Functional enrichment revealed the potential role of AS transcripts
To identify the biological processes and pathways affected by splicing abnormalities in ESCC, we performed enrichment analysis. A total of 270 protein-coding genes were selected for functional and pathway enrichment analysis from the results of alternative splicing events after re-annotation of differential AS events with gene annotations from the Ensembl and RefSeq databases. A total of 234 genes were enriched in 543 biological processes. There were 382 biological processes satisfying the threshold of P < 0.05, and 39 genes were enriched in 12 pathways, of which 10 pathways satisfied P < 0.05. Furthermore, there were 4 KEGG pathways and 20 biological processes that related to invasion and metastasis (Fig. 4).
Splicing regulatory networks in ESCC
To find the regulators of the splicing alterations in ESCC, we constructed a splicing regulatory network with FPKM values of splicing factors and PSI values of AS events.
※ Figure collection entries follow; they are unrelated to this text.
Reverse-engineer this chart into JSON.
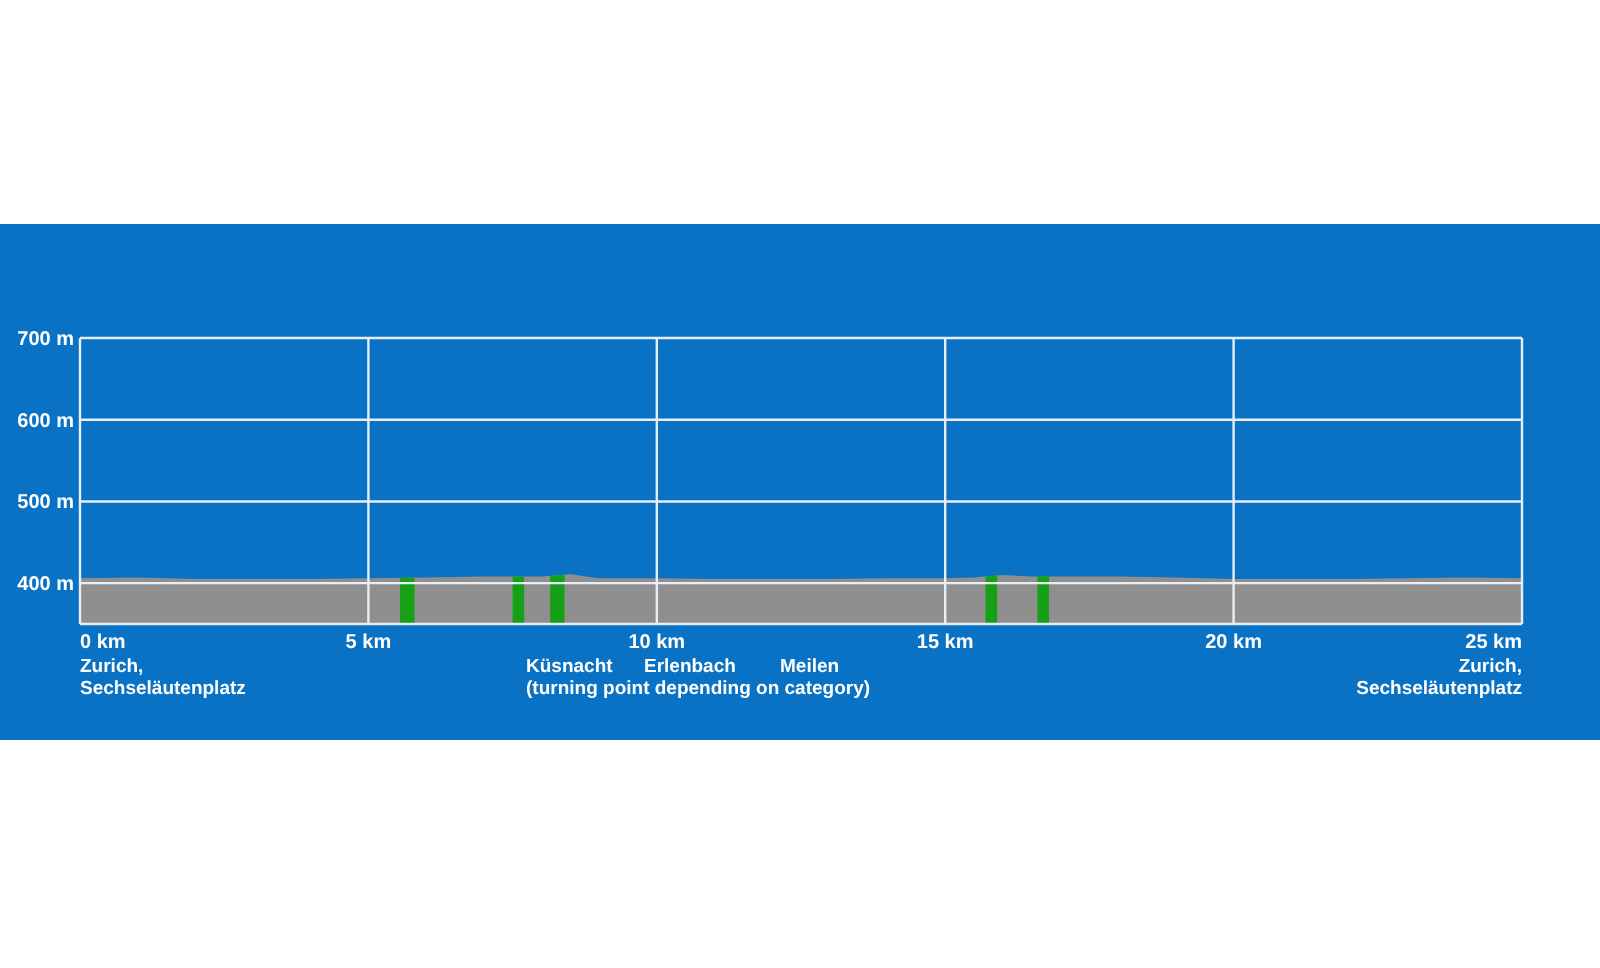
{
  "chart_data": {
    "type": "area",
    "x": [
      0,
      1,
      2,
      3,
      4,
      5,
      6,
      7,
      8,
      8.5,
      9,
      10,
      11,
      12,
      13,
      14,
      15,
      15.5,
      16,
      16.5,
      17,
      18,
      19,
      20,
      21,
      22,
      23,
      24,
      25
    ],
    "series": [
      {
        "color": "#8f8f8f",
        "values": [
          406,
          407,
          405,
          405,
          405,
          406,
          407,
          408,
          408,
          411,
          406,
          406,
          405,
          405,
          405,
          406,
          406,
          407,
          410,
          408,
          408,
          408,
          407,
          405,
          405,
          405,
          406,
          407,
          406
        ]
      }
    ],
    "xlim": [
      0,
      25
    ],
    "ylim": [
      350,
      700
    ],
    "xticks": [
      {
        "value": 0,
        "label": "0 km"
      },
      {
        "value": 5,
        "label": "5 km"
      },
      {
        "value": 10,
        "label": "10 km"
      },
      {
        "value": 15,
        "label": "15 km"
      },
      {
        "value": 20,
        "label": "20 km"
      },
      {
        "value": 25,
        "label": "25 km"
      }
    ],
    "yticks": [
      {
        "value": 400,
        "label": "400 m"
      },
      {
        "value": 500,
        "label": "500 m"
      },
      {
        "value": 600,
        "label": "600 m"
      },
      {
        "value": 700,
        "label": "700 m"
      }
    ],
    "grid": true,
    "bands": [
      {
        "axis": "x",
        "from": 5.55,
        "to": 5.8,
        "color": "#16a016"
      },
      {
        "axis": "x",
        "from": 7.5,
        "to": 7.7,
        "color": "#16a016"
      },
      {
        "axis": "x",
        "from": 8.15,
        "to": 8.4,
        "color": "#16a016"
      },
      {
        "axis": "x",
        "from": 15.7,
        "to": 15.9,
        "color": "#16a016"
      },
      {
        "axis": "x",
        "from": 16.6,
        "to": 16.8,
        "color": "#16a016"
      }
    ],
    "annotations": [
      "Zurich,\nSechseläutenplatz",
      "Küsnacht\n(turning point depending on category)",
      "Erlenbach",
      "Meilen",
      "Zurich,\nSechseläutenplatz"
    ]
  }
}
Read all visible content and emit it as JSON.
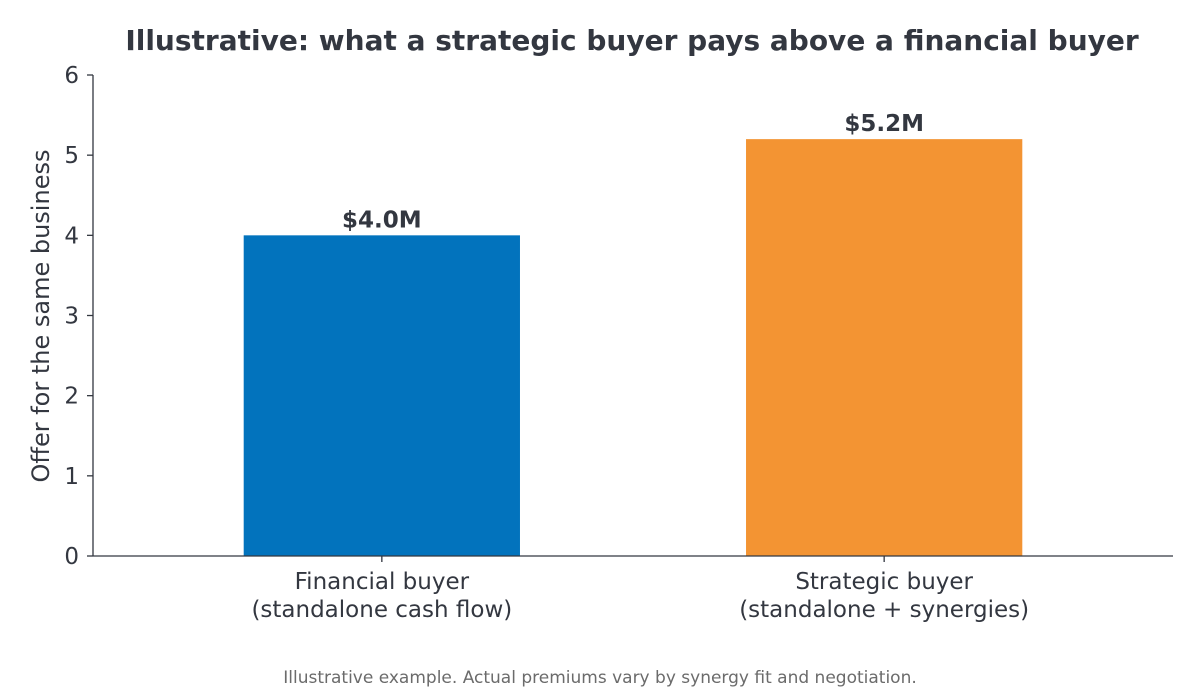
{
  "chart_data": {
    "type": "bar",
    "title": "Illustrative: what a strategic buyer pays above a financial buyer",
    "xlabel": "",
    "ylabel": "Offer for the same business",
    "categories": [
      [
        "Financial buyer",
        "(standalone cash flow)"
      ],
      [
        "Strategic buyer",
        "(standalone + synergies)"
      ]
    ],
    "values": [
      4.0,
      5.2
    ],
    "data_labels": [
      "$4.0M",
      "$5.2M"
    ],
    "colors": [
      "#0273bd",
      "#f39433"
    ],
    "ylim": [
      0,
      6
    ],
    "yticks": [
      "0",
      "1",
      "2",
      "3",
      "4",
      "5",
      "6"
    ],
    "grid": false,
    "legend": "none"
  },
  "footnote": "Illustrative example. Actual premiums vary by synergy fit and negotiation."
}
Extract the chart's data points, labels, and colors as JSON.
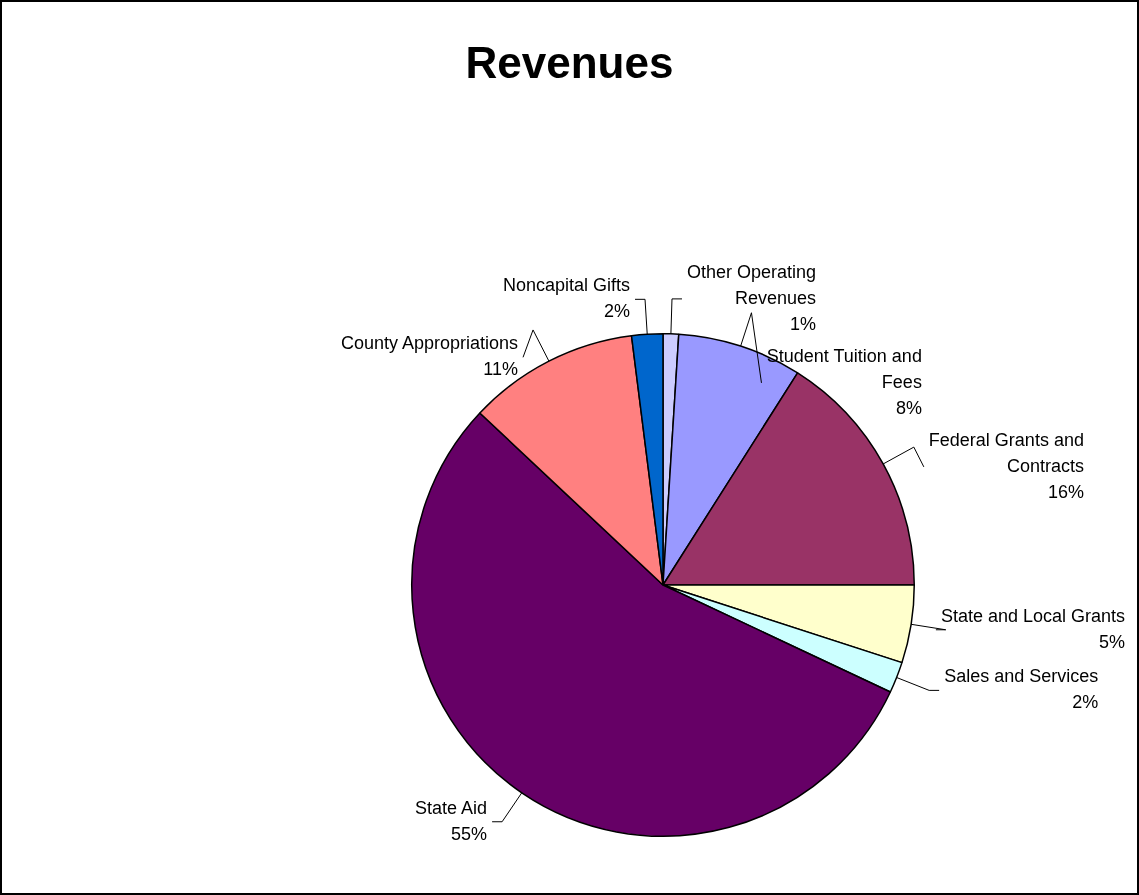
{
  "chart_data": {
    "type": "pie",
    "title": "Revenues",
    "categories": [
      "Other Operating Revenues",
      "Student Tuition and Fees",
      "Federal Grants and Contracts",
      "State and Local Grants",
      "Sales and Services",
      "State Aid",
      "County Appropriations",
      "Noncapital Gifts"
    ],
    "values": [
      1,
      8,
      16,
      5,
      2,
      55,
      11,
      2
    ],
    "value_labels": [
      "1%",
      "8%",
      "16%",
      "5%",
      "2%",
      "55%",
      "11%",
      "2%"
    ],
    "colors": [
      "#ccccff",
      "#9999ff",
      "#993366",
      "#ffffcc",
      "#ccffff",
      "#660066",
      "#ff8080",
      "#0066cc"
    ],
    "legend": false
  }
}
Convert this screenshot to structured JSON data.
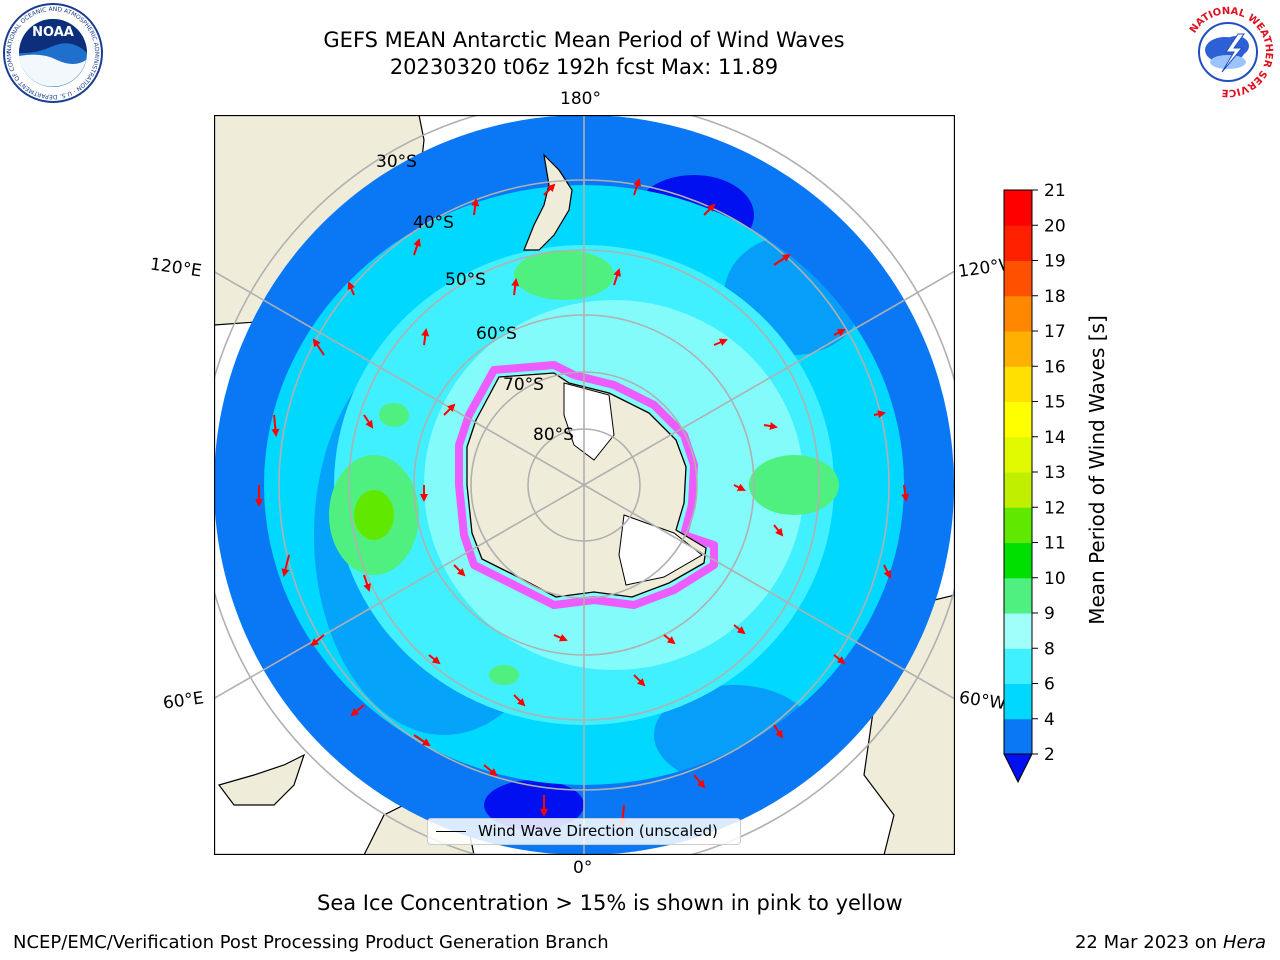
{
  "title_line1": "GEFS MEAN Antarctic Mean Period of Wind Waves",
  "title_line2": "20230320 t06z 192h fcst   Max: 11.89",
  "meridian_labels": {
    "top": "180°",
    "upper_left": "120°E",
    "upper_right": "120°W",
    "lower_left": "60°E",
    "lower_right": "60°W",
    "bottom": "0°"
  },
  "latitude_labels": [
    "30°S",
    "40°S",
    "50°S",
    "60°S",
    "70°S",
    "80°S"
  ],
  "legend_label": "Wind Wave Direction (unscaled)",
  "colorbar": {
    "label": "Mean Period of Wind Waves [s]",
    "ticks": [
      "2",
      "4",
      "6",
      "8",
      "9",
      "10",
      "11",
      "12",
      "13",
      "14",
      "15",
      "16",
      "17",
      "18",
      "19",
      "20",
      "21"
    ],
    "colors": [
      "#0a78f5",
      "#00d8ff",
      "#40f0ff",
      "#a0fff8",
      "#50f080",
      "#00e000",
      "#60e800",
      "#c0f000",
      "#e0f800",
      "#ffff00",
      "#ffe000",
      "#ffb000",
      "#ff8800",
      "#ff5000",
      "#ff2000",
      "#ff0000"
    ],
    "extend_color": "#0010f0"
  },
  "caption": "Sea Ice Concentration > 15% is shown in pink to yellow",
  "footer_left": "NCEP/EMC/Verification Post Processing Product Generation Branch",
  "footer_date": "22 Mar 2023",
  "footer_on": "on",
  "footer_machine": "Hera",
  "logo_noaa_text": "NOAA",
  "logo_nws_ring": "NATIONAL WEATHER SERVICE",
  "logo_noaa_ring": "NATIONAL OCEANIC AND ATMOSPHERIC ADMINISTRATION · U.S. DEPARTMENT OF COMMERCE"
}
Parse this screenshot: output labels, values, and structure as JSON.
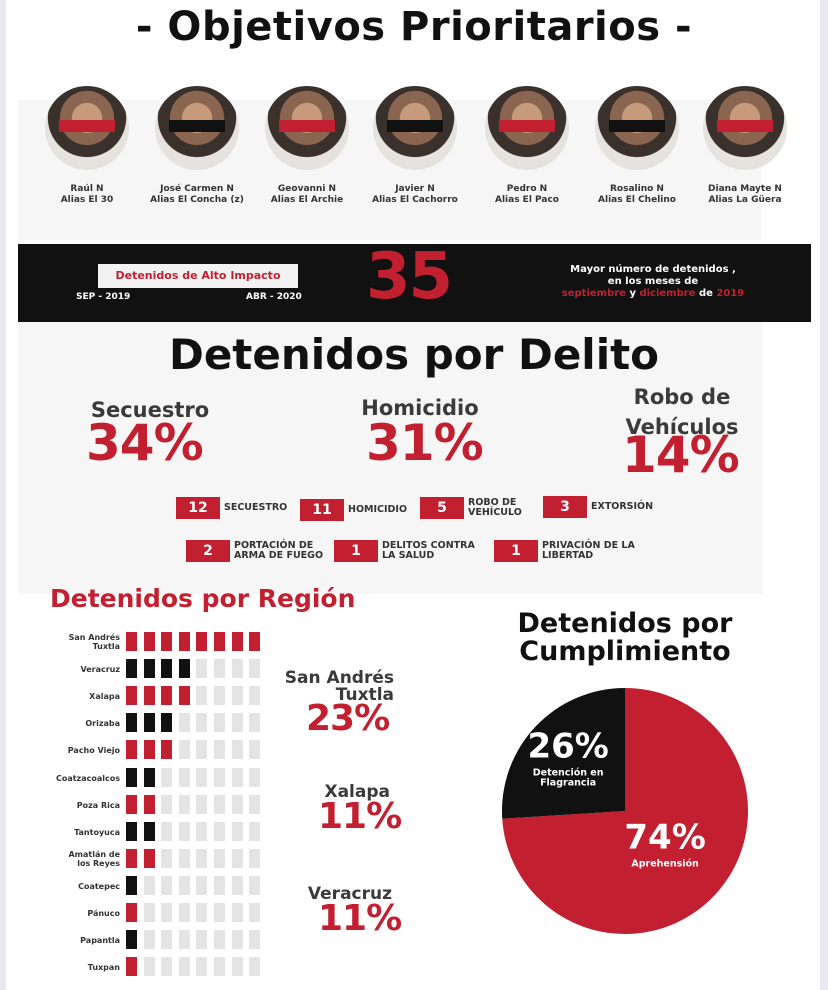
{
  "header": {
    "title": "- Objetivos Prioritarios -"
  },
  "profiles": [
    {
      "name": "Raúl N",
      "alias": "Alias El 30",
      "bar_color": "#c22030"
    },
    {
      "name": "José Carmen N",
      "alias": "Alias El Concha (z)",
      "bar_color": "#111111"
    },
    {
      "name": "Geovanni N",
      "alias": "Alias El Archie",
      "bar_color": "#c22030"
    },
    {
      "name": "Javier N",
      "alias": "Alias El Cachorro",
      "bar_color": "#111111"
    },
    {
      "name": "Pedro N",
      "alias": "Alias El Paco",
      "bar_color": "#c22030"
    },
    {
      "name": "Rosalino N",
      "alias": "Alias El Chelino",
      "bar_color": "#111111"
    },
    {
      "name": "Diana Mayte N",
      "alias": "Alias La Güera",
      "bar_color": "#c22030"
    }
  ],
  "banner": {
    "tag": "Detenidos de Alto Impacto",
    "from": "SEP - 2019",
    "to": "ABR - 2020",
    "big_number": "35",
    "note_line1": "Mayor número de detenidos ,",
    "note_line2": "en los meses de",
    "note_month1": "septiembre",
    "note_and": "y",
    "note_month2": "diciembre",
    "note_de": "de",
    "note_year": "2019"
  },
  "delito": {
    "title": "Detenidos por Delito",
    "stats": [
      {
        "label": "Secuestro",
        "pct": "34%"
      },
      {
        "label": "Homicidio",
        "pct": "31%"
      },
      {
        "label": "Robo de\nVehículos",
        "pct": "14%"
      }
    ],
    "counts": [
      {
        "value": "12",
        "label": "SECUESTRO"
      },
      {
        "value": "11",
        "label": "HOMICIDIO"
      },
      {
        "value": "5",
        "label": "ROBO DE\nVEHÍCULO"
      },
      {
        "value": "3",
        "label": "EXTORSIÓN"
      },
      {
        "value": "2",
        "label": "PORTACIÓN DE\nARMA DE FUEGO"
      },
      {
        "value": "1",
        "label": "DELITOS CONTRA\nLA SALUD"
      },
      {
        "value": "1",
        "label": "PRIVACIÓN DE LA\nLIBERTAD"
      }
    ]
  },
  "region": {
    "title": "Detenidos por Región",
    "top": [
      {
        "label": "San Andrés\nTuxtla",
        "pct": "23%"
      },
      {
        "label": "Xalapa",
        "pct": "11%"
      },
      {
        "label": "Veracruz",
        "pct": "11%"
      }
    ]
  },
  "cumplimiento": {
    "title": "Detenidos por\nCumplimiento"
  },
  "colors": {
    "accent_red": "#c22030",
    "black": "#111111",
    "empty_cell": "#e4e4e4"
  },
  "chart_data": [
    {
      "type": "bar",
      "title": "Detenidos por Región",
      "categories": [
        "San Andrés\nTuxtla",
        "Veracruz",
        "Xalapa",
        "Orizaba",
        "Pacho Viejo",
        "Coatzacoalcos",
        "Poza Rica",
        "Tantoyuca",
        "Amatlán de\nlos Reyes",
        "Coatepec",
        "Pánuco",
        "Papantla",
        "Tuxpan"
      ],
      "values": [
        8,
        4,
        4,
        3,
        3,
        2,
        2,
        2,
        2,
        1,
        1,
        1,
        1
      ],
      "bar_colors": [
        "#c22030",
        "#111111",
        "#c22030",
        "#111111",
        "#c22030",
        "#111111",
        "#c22030",
        "#111111",
        "#c22030",
        "#111111",
        "#c22030",
        "#111111",
        "#c22030"
      ],
      "max_cells": 8
    },
    {
      "type": "pie",
      "title": "Detenidos por\nCumplimiento",
      "slices": [
        {
          "label": "Aprehensión",
          "pct_label": "74%",
          "value": 74,
          "color": "#c22030"
        },
        {
          "label": "Detención en\nFlagrancia",
          "pct_label": "26%",
          "value": 26,
          "color": "#111111"
        }
      ]
    }
  ]
}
Filtered with a cut-off of P < 0.05 after Spearman correlation analysis, 5,999 splice factor-splicing event pairs and 5,511 splice factor-target gene pairs were chosen to build a splicing regulatory network. This network involved 81 splicing factors and 223 differential AS events (Fig. 5). Splice factors that were differentially expressed in ESCC and matched normal tissues were measured by two public microarray datasets and the RNA-seq dataset generated from our laboratory. It turned out that SF3B4 was significantly differentially expressed in ESCC with a fold-change of about 1.5 (Table 3).
Table 3
Summary of SF3B4 expression using three ESCC datasets
Dataset
|
Num of Samples
|
FoldChange
|
Pvalue
|
Qvalue
|
R packages
|
RNA-seq
|
15 pairs
|
1.422555267
|
0.196605694
|
0.458244843
|
DESeq
|
GSE53624
|
119 pairs
|
1.642700989
|
0
|
0
|
siggenes
|
GSE23400
|
53 pairs
|
1.49618277
|
0
|
0
|
siggenes
|
The splicing regulatory network with SF3B4 and its target genes were also provided and contained 92 target genes and 102 abnormal AS events (Fig. 6A). SF3B4 was found to be a survival-related gene in ESCC. ESCC patients with a lower expression level of SF3B4 had a longer survival time (Fig. 6B). The PSI value of SRSF5’s RI event was found to have the smallest p-value with Spearman correlation analysis with the FPKM of SF3B4 (Fig. 6C). Functional enrichment analysis was also performed to identify the biological processes for SF3B4’s target genes, resulting in a dot plot of 9 biological processes with P < 0.05 (Fig. 6D).